Making the Most of Your Trip to the ARTF (Brazell, Ford):Sun AM

Latent Class Modeling(Kamakura):Sun AM,Sun PM

Applied ProbModels: Intro(Fader, Hardie):Sun AM

(NEW) Intro to Partial Least Squares (Chin):Sun AM,Sun PM

(NEW) Intro to Scaling (Ennis):Sun AM

Intro to Discrete Choice(Pinnell):Sun PM

An Intro to Bayesian Statistics and Marketing(Allenby):Sun PM

Agent-Based Modeling(Dean, Ragusa):Sun PM,Wed PM

Prob Models for Cust. Based Analysis(Fader, Hardie):Wed PM

Adv Topics in Discrete Choice(Pinnell):Wed PM

Advanced Bayesian Statistics and Marketing(Allenby):Wed PM

(NEW)Adv. Scaling / Dynamic Gaming(Ennis):Wed PM

We have 3 new tutorials this year. Also, we have some new instructors compared to last year. Greg Allenby and Wagner Kamakura are back.
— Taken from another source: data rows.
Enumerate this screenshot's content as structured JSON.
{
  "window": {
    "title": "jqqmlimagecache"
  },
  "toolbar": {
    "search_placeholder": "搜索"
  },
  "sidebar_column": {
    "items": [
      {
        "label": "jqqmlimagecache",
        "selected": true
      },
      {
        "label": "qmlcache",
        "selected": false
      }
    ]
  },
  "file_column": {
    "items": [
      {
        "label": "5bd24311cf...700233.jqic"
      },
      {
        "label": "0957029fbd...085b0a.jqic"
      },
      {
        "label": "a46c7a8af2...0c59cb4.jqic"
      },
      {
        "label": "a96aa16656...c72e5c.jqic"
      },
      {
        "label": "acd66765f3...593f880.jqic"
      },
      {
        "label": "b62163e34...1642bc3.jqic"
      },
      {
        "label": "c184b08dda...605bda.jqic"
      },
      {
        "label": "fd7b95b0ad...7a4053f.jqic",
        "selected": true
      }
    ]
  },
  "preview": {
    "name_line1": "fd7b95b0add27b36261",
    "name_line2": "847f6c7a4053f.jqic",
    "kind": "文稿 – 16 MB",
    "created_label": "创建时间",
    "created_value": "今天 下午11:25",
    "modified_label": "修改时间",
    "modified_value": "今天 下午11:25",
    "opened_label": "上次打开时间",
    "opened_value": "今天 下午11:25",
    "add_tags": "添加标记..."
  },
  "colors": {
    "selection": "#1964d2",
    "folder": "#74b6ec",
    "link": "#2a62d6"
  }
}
Damon Ragusa and Bill Dean take over the ABM tutorial and Pinnell is going solo this year (vs. tag-team with Orme) on the Discrete Choice tutorials.

[6] Marketing the Program; Santa Fe Location

We plan to aggressively market the program once the brochure is ready.

We have a hotel constraint this year that requires that we cap registration at 200. This exceeds last year’s attendance. The last time ARTF was in Santa Fe it sold out.

[7] Other Initiatives

Nicole and I talked about possible ways we could acknowledge loyal attendees. These include:

  • Ribbons on nametag: “15+ ARTFs”, “10+ ARTFs”, “5+ARTFs”
  • Poster titled “Celebrating ARTF” which would contain pics from past locations; list of attendees in the 15+ ARTFs club; list of past best presentations and posters; list of past Paul Green Award winners; info on the 2008 ARTF location.